In their most recent threat assessment, DHS officials flagged domestic extremists motivated by partisan grievances or antigovernment conspiracies as a top national-security risk. Individuals or organized groups could target candidates, government officials, voters, and campaign events as well as election infrastructure such as polling places or ballot drops, analysts say. In contrast with much of the past two decades, when U.S. officials focused on larger terrorist groups, the highest threat now comes from self-radicalized Americans and “lone offenders,” DHS concluded. 

Taking office after the Jan. 6 attack, the Biden Administration vowed to fight the “rising tide” of domestic extremism. The U.S. government shifted resources from foreign terrorism to understanding homegrown radicalization and released a national strategy to address the problem. The plan included improved information sharing among law-enforcement agencies, investigating and understanding extremist ideologies, and preventing recruitment by these groups. The FBI distributed 40,000 booklets to partners on how to spot the signs of violent extremism.

Read More: Inside the Biden Administration’s Uphill Battle Against Far-Right Extremism

While the Administration succeeded in dismantling some organized groups and militias, self-radicalized “lone wolf” actors continue to be the major driver of political violence. They are able to engage “in lethal attacks and acts of violence against targets of opportunity, using rudimentary tactics and readily accessible weapons,” according to a 2021 FBI analysis. The normalization of apocalyptic and menacing language online has also made it difficult to gauge whether a threat is imminent. In one recent case, authorities found an extensive, chilling trail of threats posted by a failed candidate for the New Mexico state legislature only after he was charged with orchestrating a scheme to shoot at the homes of several elected Democratic officials.

Far-right online communities, where talk of “civil war” and armed retaliation has become commonplace since the 2020 election, were flooded with angry messages after the attempted assassination of Trump. Some said they were taking his exhortation to “Fight! Fight! Fight!” literally. “They tried to kill my President,” one person posted on a pro-Trump forum. “I want revenge.” The FBI says threats of political violence have spiked since the Pennsylvania shooting, with individuals online mimicking or posing as the shooter and spurring fears of copycats, according to Deputy Director Paul Abbate.
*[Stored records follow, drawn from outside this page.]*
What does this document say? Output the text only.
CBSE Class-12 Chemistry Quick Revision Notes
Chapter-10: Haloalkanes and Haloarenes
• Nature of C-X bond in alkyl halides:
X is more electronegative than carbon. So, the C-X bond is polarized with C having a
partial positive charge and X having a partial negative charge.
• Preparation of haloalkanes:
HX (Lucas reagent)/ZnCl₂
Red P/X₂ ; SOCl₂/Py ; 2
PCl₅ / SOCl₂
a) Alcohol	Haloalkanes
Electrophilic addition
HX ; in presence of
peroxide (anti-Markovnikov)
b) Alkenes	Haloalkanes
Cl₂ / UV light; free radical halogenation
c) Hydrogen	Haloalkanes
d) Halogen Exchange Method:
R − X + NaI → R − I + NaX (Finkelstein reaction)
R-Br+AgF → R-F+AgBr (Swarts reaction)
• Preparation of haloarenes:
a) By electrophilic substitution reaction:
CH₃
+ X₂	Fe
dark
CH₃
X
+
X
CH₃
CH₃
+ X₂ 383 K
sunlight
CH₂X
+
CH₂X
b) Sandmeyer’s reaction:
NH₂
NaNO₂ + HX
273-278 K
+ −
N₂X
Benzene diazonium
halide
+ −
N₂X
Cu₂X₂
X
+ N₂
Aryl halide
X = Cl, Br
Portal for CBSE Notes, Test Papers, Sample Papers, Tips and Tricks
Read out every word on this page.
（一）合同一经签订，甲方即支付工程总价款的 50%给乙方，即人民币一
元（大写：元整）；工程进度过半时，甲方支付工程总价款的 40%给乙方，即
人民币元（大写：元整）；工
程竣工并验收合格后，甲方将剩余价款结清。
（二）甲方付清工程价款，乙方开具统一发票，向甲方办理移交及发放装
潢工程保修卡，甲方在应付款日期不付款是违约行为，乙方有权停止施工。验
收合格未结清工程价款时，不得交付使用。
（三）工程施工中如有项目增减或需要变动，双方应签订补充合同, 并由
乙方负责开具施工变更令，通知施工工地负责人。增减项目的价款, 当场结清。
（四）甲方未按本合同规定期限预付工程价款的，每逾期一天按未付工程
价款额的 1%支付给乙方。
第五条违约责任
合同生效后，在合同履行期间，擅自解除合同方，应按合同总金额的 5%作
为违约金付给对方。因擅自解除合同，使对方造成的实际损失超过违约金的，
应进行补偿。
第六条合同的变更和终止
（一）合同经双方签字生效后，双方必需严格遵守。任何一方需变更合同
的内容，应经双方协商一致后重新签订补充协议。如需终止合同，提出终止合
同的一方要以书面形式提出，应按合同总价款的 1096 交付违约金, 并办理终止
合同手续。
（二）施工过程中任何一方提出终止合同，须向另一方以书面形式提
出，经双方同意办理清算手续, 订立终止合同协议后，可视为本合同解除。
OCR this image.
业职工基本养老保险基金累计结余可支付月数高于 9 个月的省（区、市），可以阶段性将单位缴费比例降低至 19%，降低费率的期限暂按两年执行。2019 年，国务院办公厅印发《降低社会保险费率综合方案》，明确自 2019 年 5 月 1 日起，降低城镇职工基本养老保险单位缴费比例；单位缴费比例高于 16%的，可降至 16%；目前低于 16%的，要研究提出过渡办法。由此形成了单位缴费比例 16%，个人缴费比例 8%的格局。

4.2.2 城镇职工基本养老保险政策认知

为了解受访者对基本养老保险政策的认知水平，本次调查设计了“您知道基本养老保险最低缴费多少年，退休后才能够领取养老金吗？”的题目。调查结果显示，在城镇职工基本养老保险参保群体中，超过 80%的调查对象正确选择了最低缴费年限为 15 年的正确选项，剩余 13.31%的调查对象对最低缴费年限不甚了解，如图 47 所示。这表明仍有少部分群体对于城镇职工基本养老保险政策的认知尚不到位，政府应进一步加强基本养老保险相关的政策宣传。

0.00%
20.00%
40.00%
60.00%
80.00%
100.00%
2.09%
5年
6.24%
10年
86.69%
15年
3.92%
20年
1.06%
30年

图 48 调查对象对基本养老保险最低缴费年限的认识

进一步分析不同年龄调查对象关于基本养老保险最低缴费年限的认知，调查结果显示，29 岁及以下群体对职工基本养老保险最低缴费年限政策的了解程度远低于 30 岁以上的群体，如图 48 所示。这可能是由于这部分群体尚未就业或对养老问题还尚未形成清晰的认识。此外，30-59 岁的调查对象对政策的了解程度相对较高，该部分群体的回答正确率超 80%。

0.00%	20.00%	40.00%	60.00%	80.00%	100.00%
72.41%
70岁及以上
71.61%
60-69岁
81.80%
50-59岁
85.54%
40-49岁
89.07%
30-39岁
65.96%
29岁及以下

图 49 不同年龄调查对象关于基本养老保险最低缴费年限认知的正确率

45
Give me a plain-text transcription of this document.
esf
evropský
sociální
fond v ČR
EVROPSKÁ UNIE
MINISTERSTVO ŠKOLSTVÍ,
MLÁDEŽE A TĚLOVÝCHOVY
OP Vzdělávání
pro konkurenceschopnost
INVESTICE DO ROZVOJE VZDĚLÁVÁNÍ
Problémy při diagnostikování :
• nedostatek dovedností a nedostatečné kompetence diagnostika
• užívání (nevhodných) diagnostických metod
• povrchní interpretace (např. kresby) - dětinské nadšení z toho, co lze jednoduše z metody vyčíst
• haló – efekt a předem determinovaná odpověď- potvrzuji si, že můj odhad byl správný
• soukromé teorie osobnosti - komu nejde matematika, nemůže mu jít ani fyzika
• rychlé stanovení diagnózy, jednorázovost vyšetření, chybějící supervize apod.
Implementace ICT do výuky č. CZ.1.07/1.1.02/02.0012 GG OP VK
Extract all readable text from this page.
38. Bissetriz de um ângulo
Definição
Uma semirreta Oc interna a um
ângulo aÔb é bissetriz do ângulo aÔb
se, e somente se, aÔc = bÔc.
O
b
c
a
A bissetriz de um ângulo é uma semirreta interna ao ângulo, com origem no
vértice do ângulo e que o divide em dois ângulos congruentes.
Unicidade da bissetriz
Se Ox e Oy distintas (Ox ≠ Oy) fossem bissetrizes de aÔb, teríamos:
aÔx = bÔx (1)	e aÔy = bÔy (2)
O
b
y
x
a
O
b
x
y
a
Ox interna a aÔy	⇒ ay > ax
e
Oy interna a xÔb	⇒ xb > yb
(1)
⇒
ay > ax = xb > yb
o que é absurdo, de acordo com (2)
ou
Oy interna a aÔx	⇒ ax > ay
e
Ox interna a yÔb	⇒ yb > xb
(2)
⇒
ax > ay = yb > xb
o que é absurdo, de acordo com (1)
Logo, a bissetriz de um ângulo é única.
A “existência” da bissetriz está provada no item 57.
Read More: Accused ‘Mastermind’ of New Mexico Political Shootings Left A Chilling Digital Trail

In the aftermath, Trump issued a rare call for unity. “This is a chance to bring the whole country, even the whole world, together,” he said. But it’s unclear how long the former President, whose campaigning leans heavily into incendiary speeches and often violent imagery, will stick to that subdued tone. It’s also unclear if Biden, who condemned the attack and called on Americans to “cool it down,” will dial back his campaign’s core theme that Trump represents an existential threat to American democracy. 

There are already signs that a new tone from the top is unlikely. Republicans have blamed the shooting on Biden and his claim that Trump is a dangerous autocrat who needs to be stopped. Trump’s running mate, Ohio Senator J.D. Vance, said the Biden campaign’s messaging “led directly to President Trump’s attempted assassination.” Both sides have trafficked in baseless conspiracy theories. Georgia Republican Representative Mike Collins tweeted, “Joe Biden sent the orders.” Some on the left suggest that the Trump campaign faked the shooting with the help of the Secret Service, and that the blood on Trump’s ear came from gel capsules. Dmitri Mehlhorn, a Democratic fundraiser and strategist, sent an email questioning whether “this ‘shooting’ was encouraged and maybe even staged so Trump could get the photos and benefit from the backlash,” calling it a “classic Russian tactic.”

It’s possible for Americans to stop the cycle, experts say. “Americans could look in the mirror, be shocked by what they see, and stop normalizing the incendiary rhetoric and violence that is leading to these sorts of events,” says Kleinfeld. Or, she says, “they will point fingers, as is already happening, and use the opportunity to try to score political points. And if they do, it will continue to get worse.”